Carros Jaargang 8, nr 1, maart/april 2002, Pim Fortuyn

Er worden momenteel zowel in de particuliere als in de collectieve sector behoorlijke looneisen gesteld. Gemiddeld zeker zo'n 5%, de secundaire voorzieningen daarbij nog niet opgeteld. Met name die secundaire voorzieningen beginnen een steeds substantiëler onderdeel uit te maken van de totale kosten van de inzet van arbeid. In een onderneming zijn kosten, kosten, dus maakt het relatief weinig verschil uit of deze worden gemaakt voor directe stijging van de loonkosten of voor de secundaire voorzieningen.

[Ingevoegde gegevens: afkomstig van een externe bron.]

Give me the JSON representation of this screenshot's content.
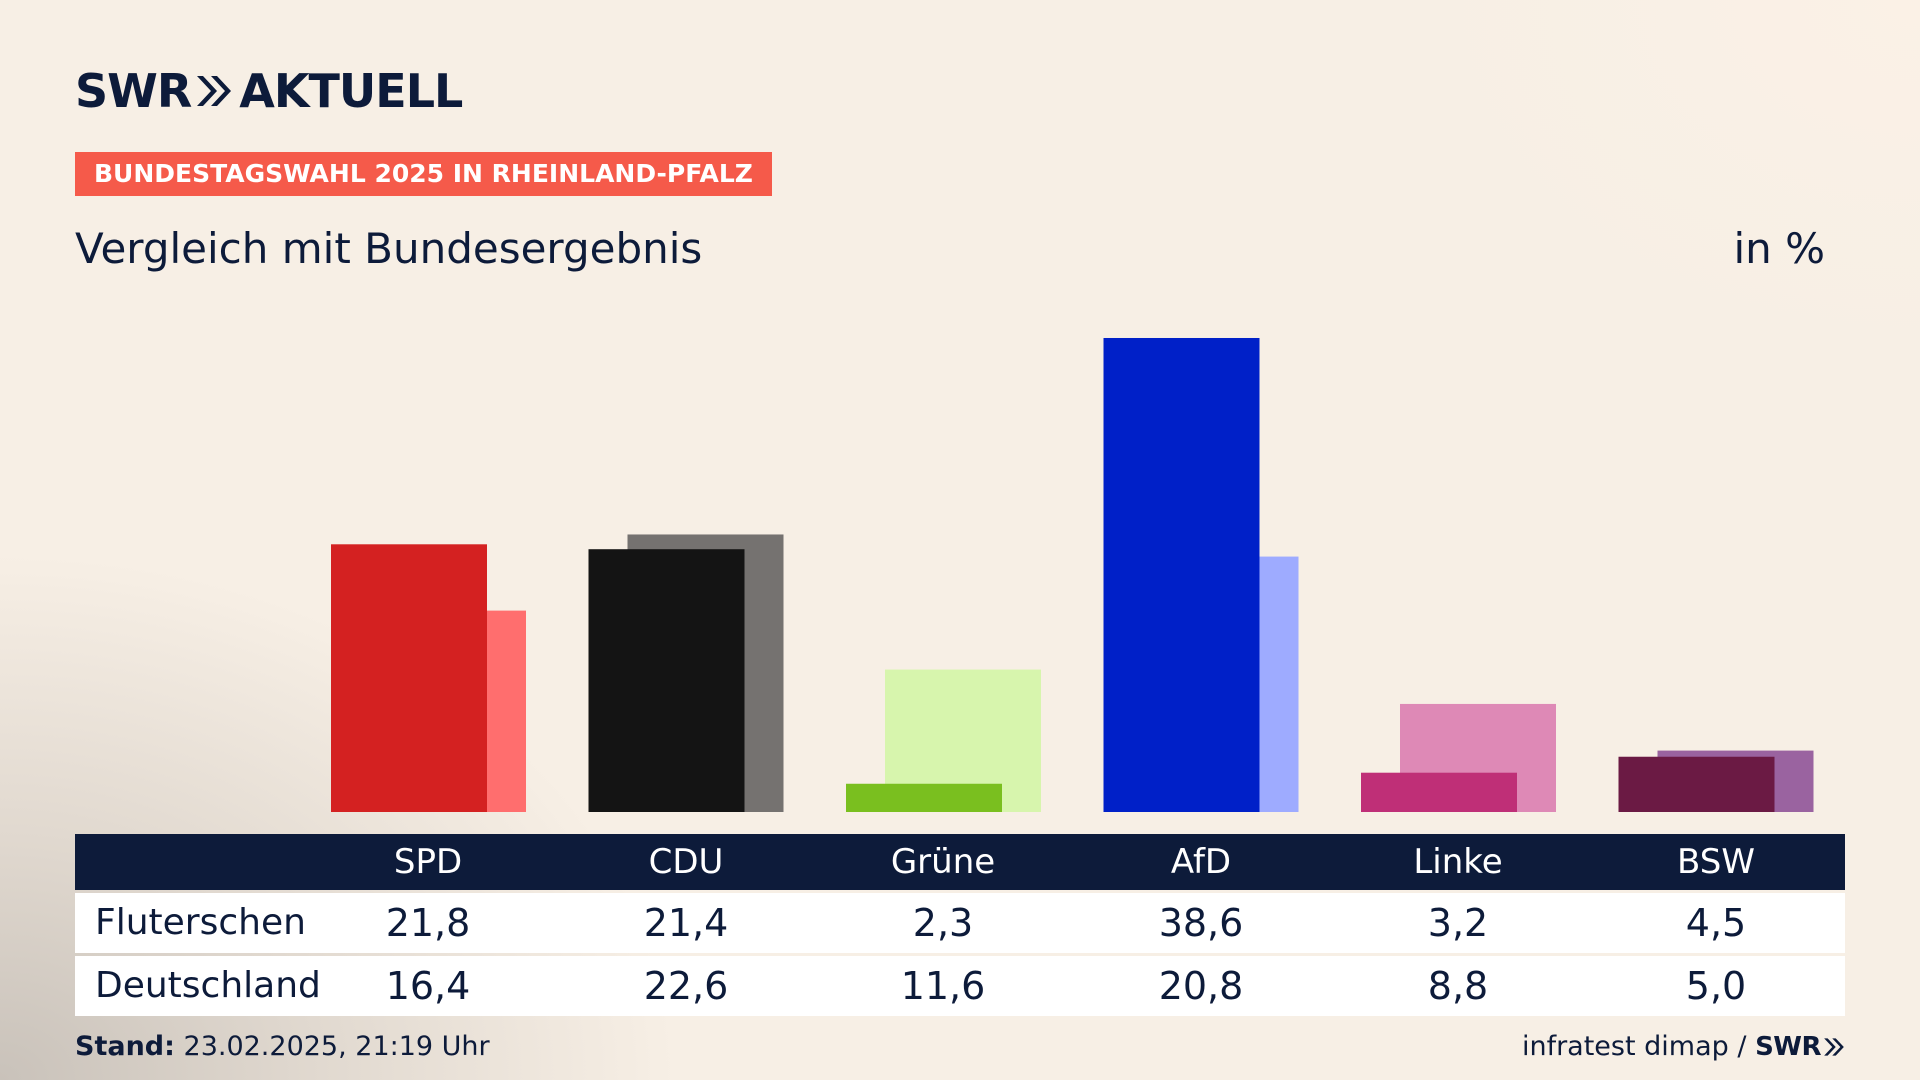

Paars is momenteel bezig daar een voorziening van WAO-allure aan toe te voegen. Een 'open einde' regeling die het bedrijfsleven op den duur aardig op kosten kan jagen en behoorlijk ontwrichtend kan werken op de effectieve inzet van de beschikbare arbeid. En dat in een land dat al zo'n lage effectieve inzet kent. Met andere woorden er wordt nu een regeling gecreëerd die de schaarste aan arbeid over de gehele linie nog schaarser en dus duurder zal maken. Het handelt hier om de verlofregeling van de staatssecretaris voor emancipatie, mevrouw Verstand (PvdA). Ik houd niet van naamgrappen, maar de neiging daartoe moet ik in dit geval wel erg sterk onderdrukken.

Als Paars zijn zin krijgt dan krijgen werknemers van hoog tot laag een royaal bemeten, fiscaal gecompenseerd, recht op verlof voor het inspringen bij de verzorging van hulpbehoevende familieleden.

Eenieder begrijpt wat dit weer voor een gevolgen heeft voor wachtlijsten en hoe ondoordacht zo'n regeling is. Het beoogt de verzorging van hulpbehoevende te verbeteren, maar het gevolg zal zijn dat de echt hulpbehoevende op nog langere wachtlijsten worden geplaatst. Over de economische schade die een dergelijke regeling met zich meebrengt, wil ik het dan nog niet eens hebben. Iemand die royaal gebruik maakt van allerhande verlofregelingen, want van maathouden is inmiddels al lang geen sprake meer, zal zeker niet in zijn carrière mogen worden geschaad. Daar waakt de emancipatie staatssecretaris wel over! Zo gebeurt het nu al dat aan hun werk verknochte lieden, die niet op een uurtje extra kijken, niet alleen opdraaien voor de extra werklast die al die verlofgangers op hun schouders laden, maar daar ook nog eens geen voordeel van mogen hebben. Prestatiebeloning is voor de Nederlandse vakbeweging onbespreekbaar en de carrière mogelijkheden voor de werkezels en de verlofgangers mogen niet uiteenlopen, want dat levert discriminatie op, zoals u zult begrijpen.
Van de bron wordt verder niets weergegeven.